In some ways, though, I was even more exciting about the fact that we worked on back squats today. Back squats have generally been a complete train wreck for me for a variety of reasons involving poor shoulder mobility, poor core stability, excessive spinal arching, knee pain, and poor ankle mobility, among other things. Today we tried out a couple of sets of 5, maxing out at 55 lbs, and I learned the following:
* I just barely have enough shoulder mobility to hold the bar on my back in the correct position. I can get into the correct position without a problem, but my shoulders hurt by the end of the set.
* With some cueing from my trainer, I can stabilize my trunk well enough to avoid flopping forward or excessively arching my back.
* My squat depth is not great. But, a rather fascinating thing happened - I warmed up with a set of bodyweight squats, did my two sets of back squats, and then did another set of bodyweight squats.

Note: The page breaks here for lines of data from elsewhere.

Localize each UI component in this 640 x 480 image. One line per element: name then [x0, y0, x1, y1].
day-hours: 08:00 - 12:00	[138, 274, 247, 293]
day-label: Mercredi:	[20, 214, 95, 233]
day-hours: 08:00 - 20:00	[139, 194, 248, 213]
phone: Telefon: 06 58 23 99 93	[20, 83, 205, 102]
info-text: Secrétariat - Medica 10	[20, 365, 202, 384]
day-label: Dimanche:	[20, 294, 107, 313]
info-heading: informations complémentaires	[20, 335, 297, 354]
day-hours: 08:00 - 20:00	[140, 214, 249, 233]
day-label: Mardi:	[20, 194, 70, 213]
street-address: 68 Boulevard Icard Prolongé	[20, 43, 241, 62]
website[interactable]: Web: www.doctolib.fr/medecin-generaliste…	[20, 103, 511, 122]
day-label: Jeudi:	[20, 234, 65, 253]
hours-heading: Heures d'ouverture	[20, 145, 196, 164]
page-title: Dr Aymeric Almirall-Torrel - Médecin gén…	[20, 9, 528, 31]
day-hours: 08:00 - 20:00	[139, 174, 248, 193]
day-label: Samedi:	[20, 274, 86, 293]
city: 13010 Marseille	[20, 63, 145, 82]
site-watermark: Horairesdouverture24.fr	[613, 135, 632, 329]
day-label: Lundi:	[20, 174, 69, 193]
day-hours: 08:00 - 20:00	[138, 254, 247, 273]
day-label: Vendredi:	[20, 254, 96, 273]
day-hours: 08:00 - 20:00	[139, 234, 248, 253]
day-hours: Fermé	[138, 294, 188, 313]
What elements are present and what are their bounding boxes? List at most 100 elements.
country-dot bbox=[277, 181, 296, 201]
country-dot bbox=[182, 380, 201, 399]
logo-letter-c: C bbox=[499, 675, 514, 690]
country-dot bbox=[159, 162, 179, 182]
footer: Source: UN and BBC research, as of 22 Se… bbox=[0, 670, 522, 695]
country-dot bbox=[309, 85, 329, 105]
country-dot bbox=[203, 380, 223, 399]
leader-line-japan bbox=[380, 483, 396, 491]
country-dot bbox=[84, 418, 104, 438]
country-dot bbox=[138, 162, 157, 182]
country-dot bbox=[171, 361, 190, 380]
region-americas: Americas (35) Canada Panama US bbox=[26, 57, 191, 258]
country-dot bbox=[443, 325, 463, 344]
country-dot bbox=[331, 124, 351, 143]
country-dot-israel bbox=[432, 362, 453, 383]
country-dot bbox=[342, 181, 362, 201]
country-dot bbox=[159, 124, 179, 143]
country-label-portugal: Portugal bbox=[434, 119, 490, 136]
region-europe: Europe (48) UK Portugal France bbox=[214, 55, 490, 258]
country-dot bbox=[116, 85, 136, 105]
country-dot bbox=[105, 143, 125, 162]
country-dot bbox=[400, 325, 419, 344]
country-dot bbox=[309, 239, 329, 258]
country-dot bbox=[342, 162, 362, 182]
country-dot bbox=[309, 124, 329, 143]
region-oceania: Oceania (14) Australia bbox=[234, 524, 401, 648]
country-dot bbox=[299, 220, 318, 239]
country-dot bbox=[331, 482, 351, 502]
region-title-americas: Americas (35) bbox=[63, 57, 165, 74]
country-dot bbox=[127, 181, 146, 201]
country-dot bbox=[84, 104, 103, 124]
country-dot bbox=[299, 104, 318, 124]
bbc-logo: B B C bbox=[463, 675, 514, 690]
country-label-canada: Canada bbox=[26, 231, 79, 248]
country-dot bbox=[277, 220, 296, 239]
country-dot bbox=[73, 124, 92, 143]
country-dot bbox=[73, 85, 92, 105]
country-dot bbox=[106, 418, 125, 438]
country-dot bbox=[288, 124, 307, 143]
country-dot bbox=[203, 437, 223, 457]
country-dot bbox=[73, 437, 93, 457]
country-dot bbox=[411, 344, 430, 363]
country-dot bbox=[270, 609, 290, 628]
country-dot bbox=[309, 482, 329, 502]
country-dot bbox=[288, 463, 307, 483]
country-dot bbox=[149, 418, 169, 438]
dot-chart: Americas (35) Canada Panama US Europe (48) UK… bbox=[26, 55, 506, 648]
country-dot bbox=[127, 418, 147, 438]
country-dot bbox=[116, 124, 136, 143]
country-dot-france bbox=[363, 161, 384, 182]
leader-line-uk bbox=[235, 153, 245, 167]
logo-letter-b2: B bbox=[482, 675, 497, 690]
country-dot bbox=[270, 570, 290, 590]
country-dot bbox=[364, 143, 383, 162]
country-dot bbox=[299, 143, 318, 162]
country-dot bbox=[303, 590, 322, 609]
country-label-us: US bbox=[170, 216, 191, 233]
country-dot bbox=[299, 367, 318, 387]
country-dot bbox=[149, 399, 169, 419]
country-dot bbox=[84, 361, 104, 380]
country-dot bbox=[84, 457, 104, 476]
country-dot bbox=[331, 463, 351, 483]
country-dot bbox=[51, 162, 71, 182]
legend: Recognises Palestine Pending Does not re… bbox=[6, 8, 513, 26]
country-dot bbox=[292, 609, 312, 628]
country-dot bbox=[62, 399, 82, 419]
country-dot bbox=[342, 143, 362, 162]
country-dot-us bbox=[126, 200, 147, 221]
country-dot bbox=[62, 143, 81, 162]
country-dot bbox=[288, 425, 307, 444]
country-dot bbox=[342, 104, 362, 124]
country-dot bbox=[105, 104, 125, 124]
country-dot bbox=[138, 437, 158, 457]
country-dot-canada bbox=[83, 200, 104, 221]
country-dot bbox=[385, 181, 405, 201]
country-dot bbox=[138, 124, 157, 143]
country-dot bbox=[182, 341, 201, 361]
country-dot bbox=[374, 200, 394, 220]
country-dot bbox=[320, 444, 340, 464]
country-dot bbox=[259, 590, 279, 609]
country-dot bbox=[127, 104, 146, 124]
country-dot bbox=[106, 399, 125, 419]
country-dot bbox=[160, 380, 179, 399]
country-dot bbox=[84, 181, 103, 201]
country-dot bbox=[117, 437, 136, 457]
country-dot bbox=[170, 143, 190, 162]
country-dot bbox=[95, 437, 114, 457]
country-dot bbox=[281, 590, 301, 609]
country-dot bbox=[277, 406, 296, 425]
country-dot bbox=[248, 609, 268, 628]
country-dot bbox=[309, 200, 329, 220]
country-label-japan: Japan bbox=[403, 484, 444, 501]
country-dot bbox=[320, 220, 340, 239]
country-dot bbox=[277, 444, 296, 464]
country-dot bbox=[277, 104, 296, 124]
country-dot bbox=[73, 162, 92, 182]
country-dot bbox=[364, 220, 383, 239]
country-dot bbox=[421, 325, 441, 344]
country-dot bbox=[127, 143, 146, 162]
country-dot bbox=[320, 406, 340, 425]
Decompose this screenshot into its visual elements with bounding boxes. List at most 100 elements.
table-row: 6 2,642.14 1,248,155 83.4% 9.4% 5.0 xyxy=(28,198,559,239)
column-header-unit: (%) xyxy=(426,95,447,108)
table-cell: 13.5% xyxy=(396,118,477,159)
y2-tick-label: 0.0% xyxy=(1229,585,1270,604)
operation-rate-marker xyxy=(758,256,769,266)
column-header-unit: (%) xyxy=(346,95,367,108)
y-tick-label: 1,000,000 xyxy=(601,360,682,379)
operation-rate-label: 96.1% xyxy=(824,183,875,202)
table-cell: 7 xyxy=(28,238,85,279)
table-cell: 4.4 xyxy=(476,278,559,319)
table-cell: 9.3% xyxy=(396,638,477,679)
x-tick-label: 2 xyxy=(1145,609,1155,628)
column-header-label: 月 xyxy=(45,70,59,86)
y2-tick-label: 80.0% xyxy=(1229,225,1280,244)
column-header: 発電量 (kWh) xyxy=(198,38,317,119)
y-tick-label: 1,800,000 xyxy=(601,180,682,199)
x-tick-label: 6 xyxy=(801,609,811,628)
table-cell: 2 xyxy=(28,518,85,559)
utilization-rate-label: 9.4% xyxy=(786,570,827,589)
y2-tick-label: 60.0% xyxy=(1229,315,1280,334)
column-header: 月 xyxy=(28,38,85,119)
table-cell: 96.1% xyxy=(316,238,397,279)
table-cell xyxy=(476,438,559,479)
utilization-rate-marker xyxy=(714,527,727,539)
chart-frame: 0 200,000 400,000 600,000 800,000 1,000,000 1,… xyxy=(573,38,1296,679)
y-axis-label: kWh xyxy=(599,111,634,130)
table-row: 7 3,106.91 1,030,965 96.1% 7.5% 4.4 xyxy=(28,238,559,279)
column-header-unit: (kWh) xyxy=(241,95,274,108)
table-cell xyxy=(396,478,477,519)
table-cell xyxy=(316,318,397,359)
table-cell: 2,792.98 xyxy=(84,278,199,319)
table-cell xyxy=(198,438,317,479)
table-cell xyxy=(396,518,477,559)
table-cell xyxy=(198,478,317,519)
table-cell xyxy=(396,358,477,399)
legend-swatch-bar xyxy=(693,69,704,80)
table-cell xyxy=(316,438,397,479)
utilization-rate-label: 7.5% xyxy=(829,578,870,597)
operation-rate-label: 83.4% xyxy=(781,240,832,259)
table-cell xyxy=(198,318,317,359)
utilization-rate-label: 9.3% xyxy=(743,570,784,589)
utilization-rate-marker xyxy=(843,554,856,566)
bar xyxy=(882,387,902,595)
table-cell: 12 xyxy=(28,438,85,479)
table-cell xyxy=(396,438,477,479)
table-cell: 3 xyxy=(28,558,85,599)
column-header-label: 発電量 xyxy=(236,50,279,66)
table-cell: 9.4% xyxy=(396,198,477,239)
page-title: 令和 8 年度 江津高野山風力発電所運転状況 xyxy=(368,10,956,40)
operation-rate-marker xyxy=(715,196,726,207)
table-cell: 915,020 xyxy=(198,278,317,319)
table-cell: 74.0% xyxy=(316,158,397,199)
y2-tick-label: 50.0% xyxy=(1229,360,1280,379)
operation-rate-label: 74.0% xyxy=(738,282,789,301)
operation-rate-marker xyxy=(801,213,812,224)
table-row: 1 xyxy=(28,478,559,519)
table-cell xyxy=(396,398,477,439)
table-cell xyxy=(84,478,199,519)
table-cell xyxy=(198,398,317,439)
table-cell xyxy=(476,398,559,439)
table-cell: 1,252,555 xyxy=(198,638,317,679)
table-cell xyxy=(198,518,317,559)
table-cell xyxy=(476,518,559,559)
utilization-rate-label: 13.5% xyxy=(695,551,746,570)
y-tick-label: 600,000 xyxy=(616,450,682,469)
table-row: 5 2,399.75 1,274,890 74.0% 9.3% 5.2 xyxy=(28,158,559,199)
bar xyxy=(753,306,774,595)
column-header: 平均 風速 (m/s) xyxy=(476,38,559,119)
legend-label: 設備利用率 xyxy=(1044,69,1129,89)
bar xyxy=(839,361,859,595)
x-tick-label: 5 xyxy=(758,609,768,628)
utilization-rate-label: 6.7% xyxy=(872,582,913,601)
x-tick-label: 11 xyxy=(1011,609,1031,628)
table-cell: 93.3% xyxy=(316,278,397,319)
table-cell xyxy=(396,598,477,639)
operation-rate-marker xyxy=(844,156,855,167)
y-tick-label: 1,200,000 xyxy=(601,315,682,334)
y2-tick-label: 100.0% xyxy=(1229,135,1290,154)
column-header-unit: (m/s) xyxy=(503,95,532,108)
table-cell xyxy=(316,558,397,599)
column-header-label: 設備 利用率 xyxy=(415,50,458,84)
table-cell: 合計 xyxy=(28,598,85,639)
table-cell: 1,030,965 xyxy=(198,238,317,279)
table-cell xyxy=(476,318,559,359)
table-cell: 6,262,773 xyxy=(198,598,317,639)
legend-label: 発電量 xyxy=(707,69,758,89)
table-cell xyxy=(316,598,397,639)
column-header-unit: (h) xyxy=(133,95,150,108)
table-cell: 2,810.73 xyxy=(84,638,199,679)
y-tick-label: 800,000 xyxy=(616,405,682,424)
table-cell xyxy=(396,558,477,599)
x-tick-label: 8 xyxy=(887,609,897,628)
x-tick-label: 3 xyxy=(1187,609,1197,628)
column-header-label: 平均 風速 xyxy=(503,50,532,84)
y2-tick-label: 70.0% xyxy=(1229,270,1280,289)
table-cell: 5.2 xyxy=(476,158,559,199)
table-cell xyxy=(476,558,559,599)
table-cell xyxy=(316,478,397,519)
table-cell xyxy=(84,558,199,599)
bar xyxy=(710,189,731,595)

And instantly gained a couple of extra inches of depth on my bodyweight squat. It's weird - I've gotten some improvements from goblet squats, but never anything that dramatic. Must experiment more!
* I have homework, which is to stretch my calves and work on my ankle mobility.
Anyway, it's not going to be easy, and I doubt that I'm ever going to squat as well as I deadlift, but I have some hope that I might be able to learn to back squat competently. Which would be awesome.